Toelichting huizenonderzoek

Voordat je begint is het nuttig om je te realiseren dat huizenonderzoek eigenlijk uit drie deelonderzoeken bestaat. Je kunt onderzoeken:
1. van wie het huis was (eigenaren)
2. wie er woonden (bewoners)
3. en wat er met het gebouw en de omgeving zelf is gebeurd (gebouw en omgeving)
Verder willen wij je erop wijzen dat er grote verschillen zijn in de periode van voor 1800 en daarna. Vóór 1800 zijn de bronnen veel onvollediger en meer divers dan daarna. Het onderzoek naar die periode zal dan ook lastiger zijn.

1. Eigenaren

Het kadaster
Het kadaster is de belangrijkste bron om de eigenaar van een huis te vinden. Deze landelijke dienst is in het begin van de negentiende eeuw in het leven geroepen om een duidelijke basis te hebben voor de grondbelasting.
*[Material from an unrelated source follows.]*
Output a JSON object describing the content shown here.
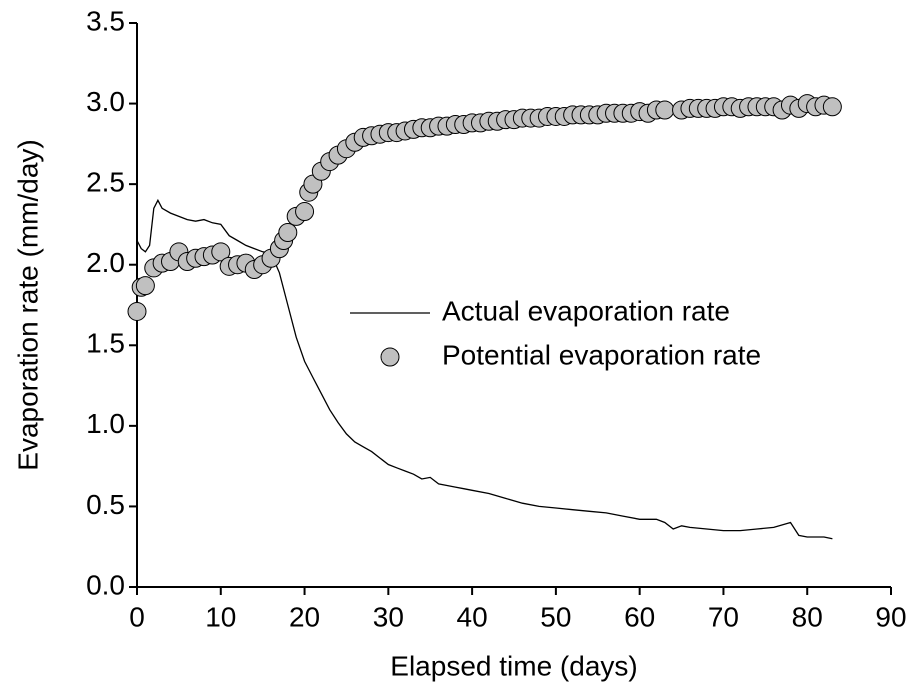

Voor Breda en omliggende dorpen dateren de eerste kadasterkaarten, de zogenaamde minuutplannen, uit 1824. Dit minuutplan was een nauwkeurige kaart waarop alle percelen in de gemeente, werden aangeduid met een nummer. In een bijbehorende lijst (OAT) stonden per perceelnummer de eigenaren opgesomd.
Omdat men ook wilde weten hoeveel percelen elke eigenaar had, legde het kadaster vervolgens de kadastrale leggers aan. Dit waren boeken met per bladzijde een eigenaar met al zijn percelen. Elke eigenaar werd aangeduid met een artikelnummer.
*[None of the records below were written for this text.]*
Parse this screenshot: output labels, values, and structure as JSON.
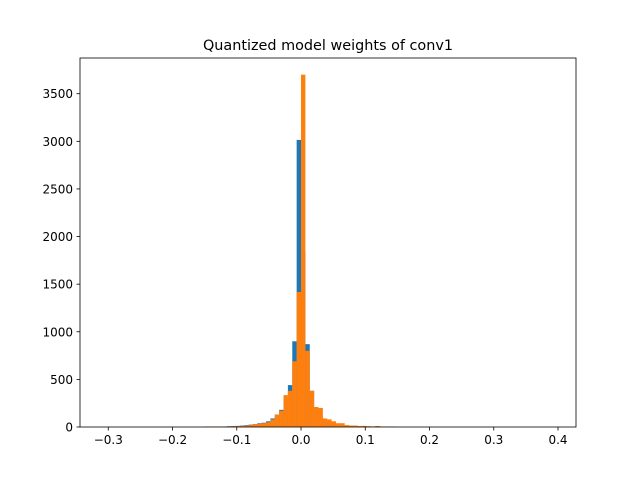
{
  "chart_data": {
    "type": "histogram",
    "title": "Quantized model weights of conv1",
    "xlabel": "",
    "ylabel": "",
    "xlim": [
      -0.344,
      0.428
    ],
    "ylim": [
      0,
      3875
    ],
    "xticks": [
      "−0.3",
      "−0.2",
      "−0.1",
      "0.0",
      "0.1",
      "0.2",
      "0.3",
      "0.4"
    ],
    "xtick_values": [
      -0.3,
      -0.2,
      -0.1,
      0.0,
      0.1,
      0.2,
      0.3,
      0.4
    ],
    "yticks": [
      "0",
      "500",
      "1000",
      "1500",
      "2000",
      "2500",
      "3000",
      "3500"
    ],
    "ytick_values": [
      0,
      500,
      1000,
      1500,
      2000,
      2500,
      3000,
      3500
    ],
    "grid": false,
    "bin_edges_start": -0.1496,
    "bin_width": 0.0068,
    "series": [
      {
        "color": "#1f77b4",
        "counts": [
          5,
          5,
          5,
          5,
          5,
          8,
          10,
          12,
          15,
          20,
          25,
          30,
          40,
          45,
          60,
          90,
          130,
          180,
          280,
          440,
          900,
          3015,
          1840,
          870,
          380,
          210,
          100,
          80,
          60,
          40,
          30,
          20,
          15,
          12,
          10,
          8,
          8,
          6,
          5,
          10,
          5,
          3,
          3,
          2
        ]
      },
      {
        "color": "#ff7f0e",
        "counts": [
          5,
          5,
          5,
          5,
          5,
          6,
          8,
          10,
          12,
          15,
          20,
          30,
          35,
          40,
          50,
          80,
          130,
          170,
          335,
          380,
          690,
          1418,
          3700,
          800,
          380,
          210,
          200,
          90,
          80,
          60,
          40,
          40,
          20,
          15,
          15,
          10,
          12,
          8,
          6,
          10,
          5,
          4,
          3,
          2
        ]
      }
    ]
  }
}
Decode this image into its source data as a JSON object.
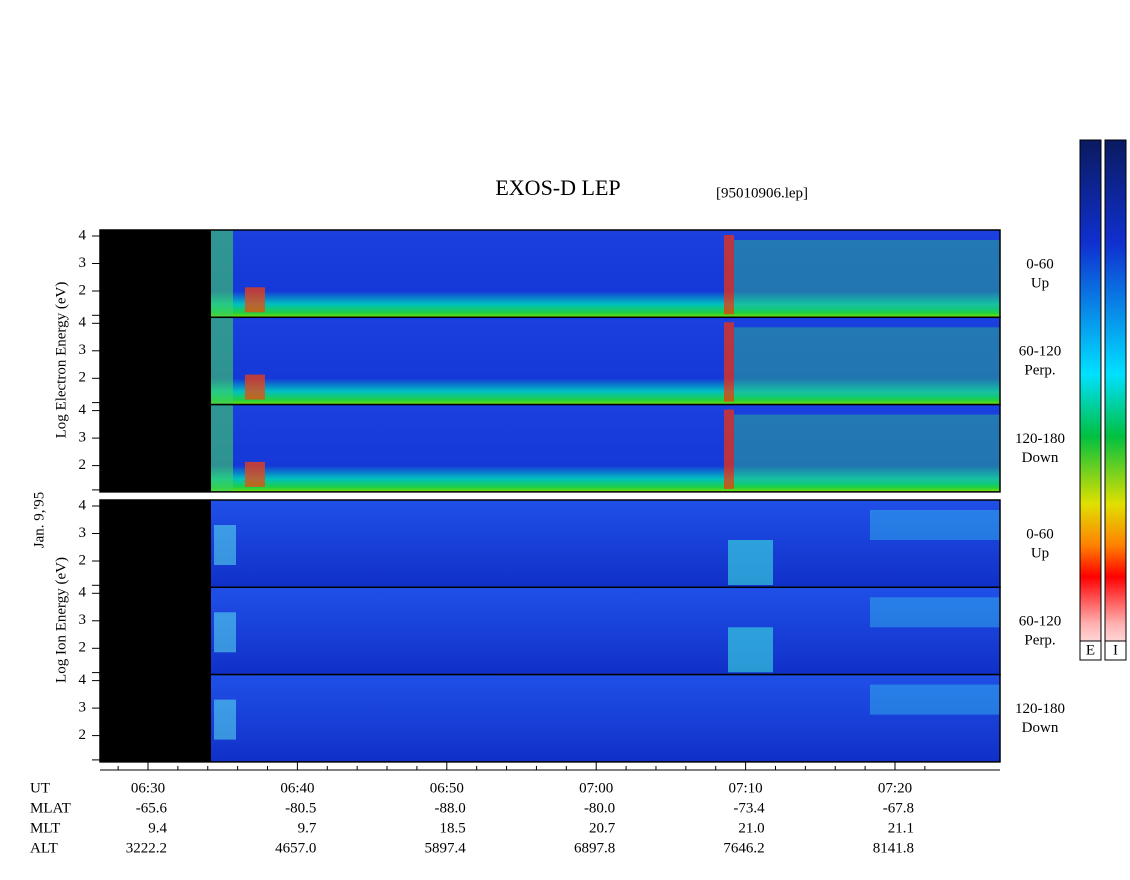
{
  "header": {
    "title": "EXOS-D LEP",
    "file": "[95010906.lep]"
  },
  "date": "Jan. 9,'95",
  "electron": {
    "axis_label": "Log  Electron  Energy (eV)",
    "panels": [
      {
        "yticks": [
          "4",
          "3",
          "2"
        ],
        "angle": "0-60",
        "direction": "Up"
      },
      {
        "yticks": [
          "4",
          "3",
          "2"
        ],
        "angle": "60-120",
        "direction": "Perp."
      },
      {
        "yticks": [
          "4",
          "3",
          "2"
        ],
        "angle": "120-180",
        "direction": "Down"
      }
    ]
  },
  "ion": {
    "axis_label": "Log  Ion  Energy (eV)",
    "panels": [
      {
        "yticks": [
          "4",
          "3",
          "2"
        ],
        "angle": "0-60",
        "direction": "Up"
      },
      {
        "yticks": [
          "4",
          "3",
          "2"
        ],
        "angle": "60-120",
        "direction": "Perp."
      },
      {
        "yticks": [
          "4",
          "3",
          "2"
        ],
        "angle": "120-180",
        "direction": "Down"
      }
    ]
  },
  "colorbars": [
    "E",
    "I"
  ],
  "time_table": {
    "rows": [
      {
        "label": "UT",
        "values": [
          "06:30",
          "06:40",
          "06:50",
          "07:00",
          "07:10",
          "07:20"
        ]
      },
      {
        "label": "MLAT",
        "values": [
          "-65.6",
          "-80.5",
          "-88.0",
          "-80.0",
          "-73.4",
          "-67.8"
        ]
      },
      {
        "label": "MLT",
        "values": [
          "9.4",
          "9.7",
          "18.5",
          "20.7",
          "21.0",
          "21.1"
        ]
      },
      {
        "label": "ALT",
        "values": [
          "3222.2",
          "4657.0",
          "5897.4",
          "6897.8",
          "7646.2",
          "8141.8"
        ]
      }
    ]
  }
}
Het Stadsarchief Breda heeft de eerste minuutplannen van 1824, van Breda en de omliggende dorpen, met de bijbehorende eigenaren beschikbaar op microfiche. Ook de kadastrale leggers tot ongeveer de jaren vijftig zijn op microfiche in te zien op de studiezaal.
Sinds dit jaar kan je op de studiezaal ook de Archiefviewer van het Kadaster raadplegen. Het kadaster is nu gemakkelijker te raadplegen.

De pondboeken
Voor 1800 d.w.z. vóór de periode van het kadaster, zijn de pondboeken een belangrijke bron om een eigenaar op te sporen. In de pondboeken zijn de huizen van de stad geregistreerd met de eigenaren en bewoners/verhuurders, met aantekening van de betaling van diverse belastingen.
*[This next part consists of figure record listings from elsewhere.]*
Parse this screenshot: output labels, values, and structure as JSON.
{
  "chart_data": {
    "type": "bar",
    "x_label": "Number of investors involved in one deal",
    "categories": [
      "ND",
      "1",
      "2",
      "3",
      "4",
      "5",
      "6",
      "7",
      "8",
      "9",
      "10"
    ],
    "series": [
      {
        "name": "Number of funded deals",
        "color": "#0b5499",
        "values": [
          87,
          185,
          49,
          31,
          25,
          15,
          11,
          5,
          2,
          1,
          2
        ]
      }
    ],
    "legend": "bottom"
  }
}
Kopieën van de pondboeken over de perioden 1644-1810 zijn te raadplegen op de studiezaal.

Archief van de Schepenbank en het notarieel archief
In de schepenbank en het notarieel archief kun je ook op zoek gaan naar eigenaren. Vóór 1811 registreerde de lokale rechtbank, de schepenbank, de koop en verkoop van huizen en landerijen. In Breda en omgeving spreken we van vestbrieven: akten waarin de schepenbank de overdracht van onroerende zaken in haar rechtsgebied vastlegde (vesten-vast maken in rechte). De koop zelf was vooraf al mondeling of (soms) bij een notaris geregeld.
Sinds 1811 maken notarissen de akten van overdracht van een huis of landerijen op. Zij waren verplicht om per jaar repertoria bij te houden. Dit waren lijsten van alle aktes die zij dat jaar hadden opgesteld met een korte omschrijving van zaak en betrokken partijen.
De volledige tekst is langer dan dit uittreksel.